"Me tenant comme je suis, un pied dans un pays et l'autre en un autre, je trouve ma condition très heureuse, en ce qu'elle est libre." - R. Descartes

mardi 30 octobre 2018

Portrait de femme

Aujourd'hui je voudrais vous parler de Paratha.
Autant vous dire tout de suite que ce n'est pas son vrai nom. Je continue dans ma longue tradition des surnoms qui se mangent.


Paratha travaille à la maison. Elle est femme de ménage. Et cuisinière. Et intendante. Et tellement plus encore !

Paratha connaît l'appartement mieux que nous. Elle travaillait pour les locataires précédents, et probablement ceux d'avant également. Elle travaille également pour nos voisins d'en face, ce qui lui permet d'optimiser sa gestion des tâches ménagères à tel point qu'elle pourrait ferait pâlir Taylor et son organisation scientifique du travail.

Elle arrive entre 7 et 8 heures du matin et commence par lancer les machines (linge et vaisselle), puis elle cuisine les repas.

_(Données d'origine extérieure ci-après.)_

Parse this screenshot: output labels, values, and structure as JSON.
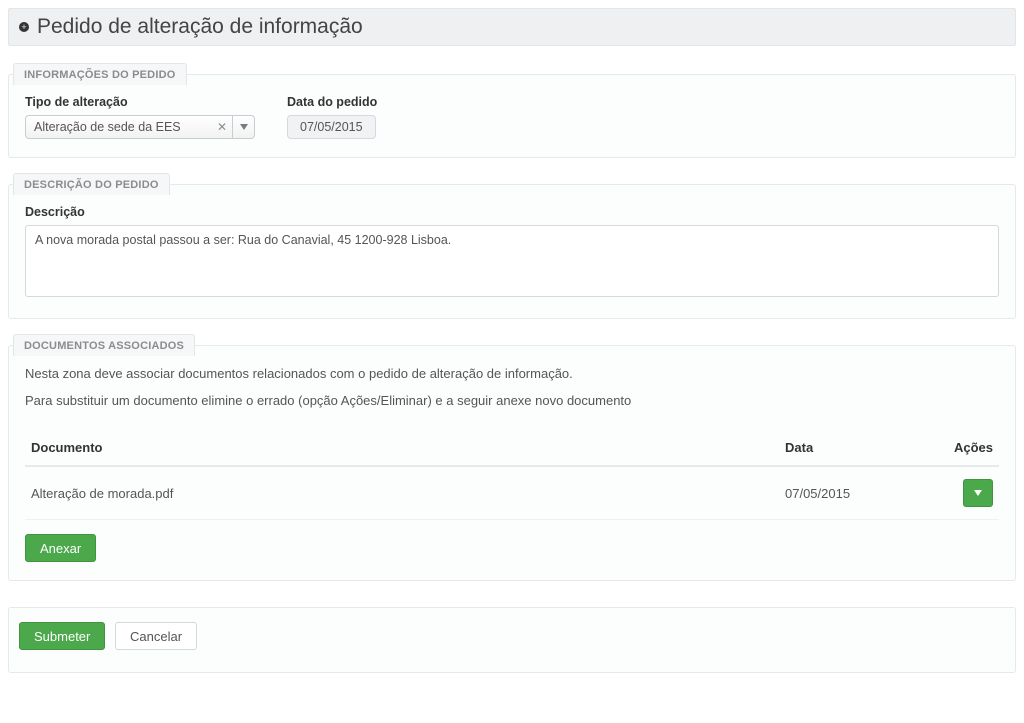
{
  "header": {
    "title": "Pedido de alteração de informação"
  },
  "info": {
    "tab_label": "INFORMAÇÕES DO PEDIDO",
    "type_label": "Tipo de alteração",
    "type_value": "Alteração de sede da EES",
    "date_label": "Data do pedido",
    "date_value": "07/05/2015"
  },
  "desc": {
    "tab_label": "DESCRIÇÃO DO PEDIDO",
    "field_label": "Descrição",
    "text": "A nova morada postal passou a ser: Rua do Canavial, 45 1200-928 Lisboa."
  },
  "docs": {
    "tab_label": "DOCUMENTOS ASSOCIADOS",
    "help1": "Nesta zona deve associar documentos relacionados com o pedido de alteração de informação.",
    "help2": "Para substituir um documento elimine o errado (opção Ações/Eliminar) e a seguir anexe novo documento",
    "col_doc": "Documento",
    "col_date": "Data",
    "col_actions": "Ações",
    "rows": [
      {
        "name": "Alteração de morada.pdf",
        "date": "07/05/2015"
      }
    ],
    "attach_label": "Anexar"
  },
  "footer": {
    "submit_label": "Submeter",
    "cancel_label": "Cancelar"
  }
}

Pendant ce temps elle nettoie les chambres, consciencieusement. Elle réceptionne les courses que ses sous-traitants lui livrent à domicile. Elle a son propre réseau et gère sa petite entreprise. Une fois le repas prêt elle le laisse refroidir et nettoie la cuisine. Elle vide la vaisselle propre et le linge qu'elle renverra avec la personne qui passera livrer les habits repassés. Vers 13 heures, son travail pour la journée est terminé. Pour les deux appartements.
Planning, division des tâches, travail en temps masqué. Une vraie fée !


Paratha n'a pas de temps à perdre. Elle ne joue pas la montre, elle est pressée. Ses deux filles l'attendent à la maison, son linge, son repas aussi. Pas son mari. Elle n'a pas été consultée quand il l'a épousée. Ni quand il a divorcé. Elle me raconte comme une blague qu'il s'était lassé de ses plats végétariens à base de légumineuse (ses délicieux dals). Elle n'avait pas les moyens de cuisiner de la viande. Il est allé voir ailleurs et en a épousé une autre, qui cuisine du poulet. Jusqu'à ce qu'il se lasse du poulet, me dit-elle un sourire taquin en coin des lèvres, et qu'il ait envie de poisson.

Il n'a pas l'air de trop lui manquer.
Elle m'explique que les hommes dans sa communauté sont tous comme lui. Elle compare avec les couples chez qui elle a travaillé au fil des ans, essentiellement non Indiens. Elle me parle du couple du 3e étage, une femme Indienne et un homme Néerlandais. Il l'emmène en voyage pour les vacances, et l'aide à la cuisine. Ils font tout ensemble. Elle semble approuver.

Elle encourage ses filles à étudier, pour partir à l'étranger, et si possible trouver quelqu'un de bien. Ses filles, c'est son combat. Elles ont 17 et 20 ans. L'aînée est très responsable, elle étudie à l'Université et apprend l'allemand en plus des ses cours d'économie et de management. Pour mettre toutes les chances de son côté.
La cadette est plus frivole me raconte Paratha. Elle a une page Instagram où elle publie des photos d'elle, ainsi que des vidéos de ses chansons et danses, en cachette de sa mère et de sa soeur. Ce sont les voisines du quartier qui ont ébruité ça. Paratha la réprimande. Mais au fond elle voudrait que sa fille s'épanouisse, et est impressionnée par le nombre de fans que sa fille a su attirer et fidéliser.


Il y aurait tant encore à raconter, mais la pudeur me freine. Paratha n'a pas une vie facile.


Mais Paratha va de l'avant et elle est le plus bel exemple que ses filles aient pu trouver.
Je suis reconnaissante de l'avoir rencontrée et qu'elle fasse partie de ma vie.